Karman çorman bir maç izledik… İlk yarıda topa sahip olan ev sahibi Beşiktaş topu kullanamadı. Uzun paslarla hücumu tercih ettiler. Saha bitti, top çizgileri geçti ama en az on kez gördük ki o top takım içinde adamdan adama geçmedi.
Weghorst Trabzonspor’un kıskacındaydı Vitor Hugo ve Bartra adım attırmıyordu. Zavallı Hollandalı ne ceza alanına girip kendisiyle duvar yapabilen bir arkadaş buldu ne kafasına isabetli bir pas alabildi.
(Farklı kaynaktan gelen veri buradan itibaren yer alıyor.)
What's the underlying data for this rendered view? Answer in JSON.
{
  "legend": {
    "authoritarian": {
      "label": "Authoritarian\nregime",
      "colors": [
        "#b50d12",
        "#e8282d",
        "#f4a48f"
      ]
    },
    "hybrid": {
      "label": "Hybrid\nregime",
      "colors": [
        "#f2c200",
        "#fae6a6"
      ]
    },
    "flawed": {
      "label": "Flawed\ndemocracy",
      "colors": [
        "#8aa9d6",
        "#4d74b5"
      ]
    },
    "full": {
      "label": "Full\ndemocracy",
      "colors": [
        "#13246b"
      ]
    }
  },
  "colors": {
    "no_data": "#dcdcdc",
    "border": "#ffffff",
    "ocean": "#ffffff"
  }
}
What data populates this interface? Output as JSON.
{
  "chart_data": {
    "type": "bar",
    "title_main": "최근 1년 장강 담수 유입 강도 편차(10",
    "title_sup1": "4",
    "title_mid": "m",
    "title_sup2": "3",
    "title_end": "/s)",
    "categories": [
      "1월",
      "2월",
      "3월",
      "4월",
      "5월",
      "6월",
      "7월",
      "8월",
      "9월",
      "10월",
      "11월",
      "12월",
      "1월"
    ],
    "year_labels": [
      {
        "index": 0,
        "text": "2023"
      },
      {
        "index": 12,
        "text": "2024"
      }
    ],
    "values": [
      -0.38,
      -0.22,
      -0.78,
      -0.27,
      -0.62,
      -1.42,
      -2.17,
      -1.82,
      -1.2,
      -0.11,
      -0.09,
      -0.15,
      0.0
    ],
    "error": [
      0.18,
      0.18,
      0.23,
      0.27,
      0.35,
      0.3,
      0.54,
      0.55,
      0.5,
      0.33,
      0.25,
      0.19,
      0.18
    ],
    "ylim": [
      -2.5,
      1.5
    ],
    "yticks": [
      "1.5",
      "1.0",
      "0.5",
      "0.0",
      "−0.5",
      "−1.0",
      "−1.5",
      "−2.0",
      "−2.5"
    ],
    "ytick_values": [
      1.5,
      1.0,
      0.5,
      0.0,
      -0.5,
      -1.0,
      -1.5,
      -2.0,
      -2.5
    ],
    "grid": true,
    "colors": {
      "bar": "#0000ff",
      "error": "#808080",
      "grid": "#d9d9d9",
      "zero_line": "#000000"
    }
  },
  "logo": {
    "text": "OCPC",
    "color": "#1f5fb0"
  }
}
Yine de iyi niyeti ve enerjisiyle, Cenk’in golündeki pozisyonun başlangıcında hiç değilse direği buldu.
Trabzonspor, Monaco yorgunu ya da zafer sarhoşu muydu? İkisi de değildi. Sanki Monaco galibiyetiyle Süper Lig’in efendisi olduğunu da hatırlamış İstanbul’da tazelenmiş bir iştah ve enerjiyle maça ağırlığını koymuştu.
Valerien İsmael’in hangi taktiği verdiğini merak ederken, Trabzonspor’un kazandığı ilk korner atışında Bakasetas’ın gönderdiği topa Maxi Gomez’in kafa vuruşunu izledik. Meşin yuvarlak ağlardaydı. Hayret o atış sırasında Gomez topa kafa vurmadan önce Beşiktaş savunmasından tek oyuncunun ilaç için havaya sıçrayıp perdeleme yaptığını göremedik. Sonrasında peş peşe iki hata.. Önce Rosier’in sağdan kale ağzına gönderdiği topa karambolde son yüklenen Larsen oldu. Şaşırdı çocuk, topu kendi kalesine gönderdi. Az sonra da Masuaku, öyle kör bir pas attı ki Trezeguet Beşiktaş ceza alanında buluşuverdi meşin yuvarlakla… Golü atmak hiç de zor değildi.
Valerien İsmael’i eleştirenler haksızlık yapıyor evet. Fesat bir kampanya ile Başkan’ı da üzüyorlar... Tamam da… Bu maça Dele Alli ile başlamak, sakatlanan Ghezzal’ın yerine Redmond’la devam etmek hataydı. Kanatta sadece NKoudou ile yalnız kalan Beşiktaşlılar ortadan kısır hücumlarda da topu çabuk kaybettiler. Muleka ile Cenk Tosun kenarda beklerken Beşiktaş zaman hovardalığı yapıyordu. Geçen hafta İsmael’in Cenk Tosun’a daha fazla süre vermesini önermiştim. Valerien 68’de Cenk’i ve Gedson’u oyuna sokarak ikinci yarıda yüksek tempoyla estirdiği rüzgarın karşılığını da nihayet aldı. Önce Weghorst’un direkten dönen vuruşu sonra da Cenk Tosun atletik bir beceriyle Uğurcan’ı avlaması. Ne demişler: Yenemiyorsan, yenilme!
Bu maçtan sevinçle çıkan takım kuşkusuz Trabzonspor. Onca yorgunluk maratonundan güçlü bir rakibe yenilmeden dönmek elbette önemlidir.
Beşiktaş açısından bakarsak… İsmael oyuna Dele Alli ile başlarken, Redmond’u sokarken hatalıydı. Cenk Tosun’u sağ kanatta Ghezzal’ın, solda NKoudou’nun yerine herhangi bir kanatta oynatabilirdi. Hele Muleka’yı oyuna almak için 84’ü beklemese belki de maçı kazanabilirdi. Neyse ki Cenk Tosun’u unutmadan sahaya sürüp 1 puanı kurtarabildi. Uzun lig maratonlarında ”Kazanan Takım” (Winner) olmak çok önemlidir. Başakşehir, Fenerbahçe maçlarından sonra dün de gördük ki Beşiktaş bu yıl böyle bir özellik sergileyemiyor. Çünkü İsmael bir (winner) değil!
Trabzonspor yoğun maç programından ve psikolojik baskıdan bunalabileceği bir dönemde zaman zaman sert ve hırçın oyunla Beşiktaş’a zor bir gün yaşattı… Maçın başında Hamsik’in Salih Uçan’ın ayağına kramponla basması ve Ali Şansalan’ın bu harekete sarı kart göstermemesi hataydı. VAR uyarısıyla Yusuf’a kırmızı kart göstermesi ise doğru karardı. Bu arada… Sevdiğimiz bir futbolcudur Yusuf… Memlekete uğramışken kendisini yenilemesini, takımına daha fazla destek vermesini bekleriz. Böylece Herr Kuntz da Cenk’le ikisini hatırlayabilir hiç değilse.